DNA

DNA animation

A brief summary of what DNA is, with details about its function and discovery.

Deoxyribonucleic acid is a substance which forms the genetic structure of all living organism. DNA is found in the chromosomes contained within the nuclei of living cells, where it is arranged in a double helix structure. The structure is made up of small sections called genes. Each gene helps to control the production of proteins within a cell, and through this they determine the physical characteristics of the organism. The individual strands of DNA are made up of combinations of six different chemicals: Adenine, Thymine, Cytosine, Deoxyribose sugar, Guanine and Phosphate. The chemicals are arranged in nucleotides, with a phosphate molecule first, then a sugar molecule, and then the “base” (adenine, thymine, cytosine, guanine). A DNA strand is formed when two nucleotides lock together. Cytosine is always opposite a guanine nucleotide, because the two molecules are shaped to perfectly lock together, making them “base pairs”. Adenine and thymine are also base pairs. The base pairing rule allows DNA to be replicated when cells divide, because the strands on one helix can have their base pairs made up to match.

Genes determine the phenotype (what the resulting organism will look like). There are often different forms of the same gene (each of which has, for instance, a different eye colour), and these are known as alleles. When a new organism is formed –sexually, it will often inherit two different alleles , one from each parent, but only one allele will be used, while the other remains dormant. We call one allele “dominant” and the other “recessive”. In human eyes, for instance, the allele for brown cornea is dominant to its blue counterpart, so if a person with brown eyes (BB) mates with a person with blue eyes (bb), their child will have brown eyes (Bb). However, if a Bb person mates with a bb person, at least some of their children will have blue eyes again.
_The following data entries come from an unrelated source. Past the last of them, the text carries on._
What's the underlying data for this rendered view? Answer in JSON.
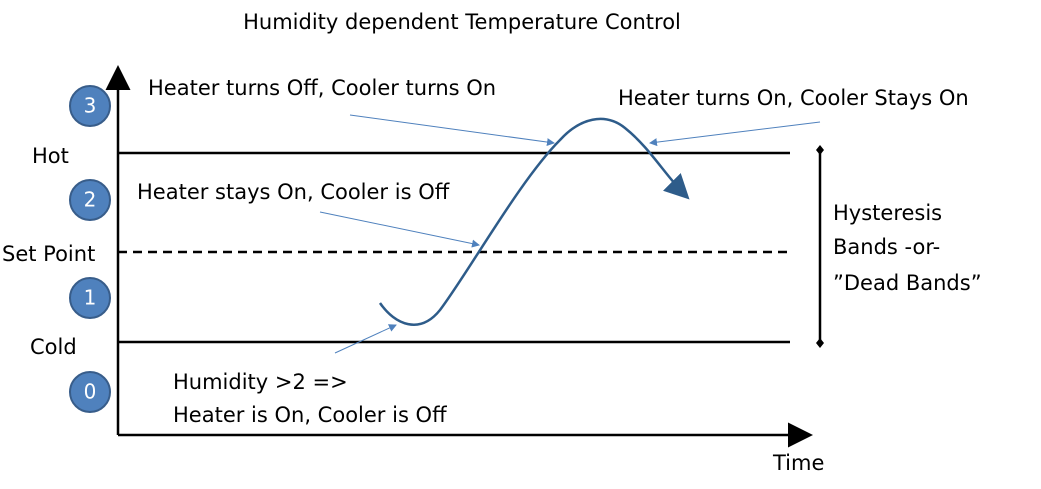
{
  "title": "Humidity dependent Temperature Control",
  "levels": [
    {
      "label": "Hot",
      "marker": "3"
    },
    {
      "label": "Set Point",
      "marker": "2"
    },
    {
      "label": "Cold",
      "marker": "1"
    },
    {
      "marker": "0"
    }
  ],
  "annotations": {
    "turns_off": "Heater turns Off, Cooler turns On",
    "turns_on": "Heater turns On, Cooler Stays On",
    "stays_on": "Heater stays On, Cooler is Off",
    "start": [
      "Humidity >2 =>",
      "Heater is On, Cooler is Off"
    ]
  },
  "bands_label": [
    "Hysteresis",
    "Bands -or-",
    "”Dead Bands”"
  ],
  "x_axis_label": "Time"
}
As mentioned earlier, DNA molecules are coiled into structures called chromosomes. These consist of one double-stranded DNA molecule tightly coiled around proteins called histones. The number of chromosomes in a cell is different depending on the species. Humans normally have 46, of which there are 22 pairs common to both sexes. The 23rd pair, for females, consists of two X shaped chromosomes, but males have a mismatched pair of one X and one Y shaped. It is this difference which determines a person’s gender. Other species have different numbers of chromosomes: Goats have 60, cats have 38, kangaroos have 16, and snails have 24. The number of chromosomes that an organism has is believed to depend on the number of evolutionary stages which came before its own phenotype.

Occasionally, people can be born with the wrong number of chromosomes. People with Down Syndrome, for instance, have an extra 21st chromosome, and girls with Turner Syndrome are born missing one X chromosome. These birth defects often lead to slowed development, and physical deformities.

DNA as we now know it was first discovered in 1953 by Cambridge University scientists James Watson and Francis Crick. Up until that point, it had been accepted that DNA was the substance which carried genes from one generation to the next, but little was known about what DNA actually was, or how it worked.

Watson and Crick used the research done by Rosalind Franklin, in which she used X-ray diffraction to take pictures of crystalline DNA. Watson and Crick used this research to work out the double helix structure of DNA to match the photographs. Their proposal is now accepted by scientists worldwide. Watson and Crick were awarded the Nobel Prize in 1962, but by then Franklin had died of cancer, and the prize is not allowed to be awarded posthumously.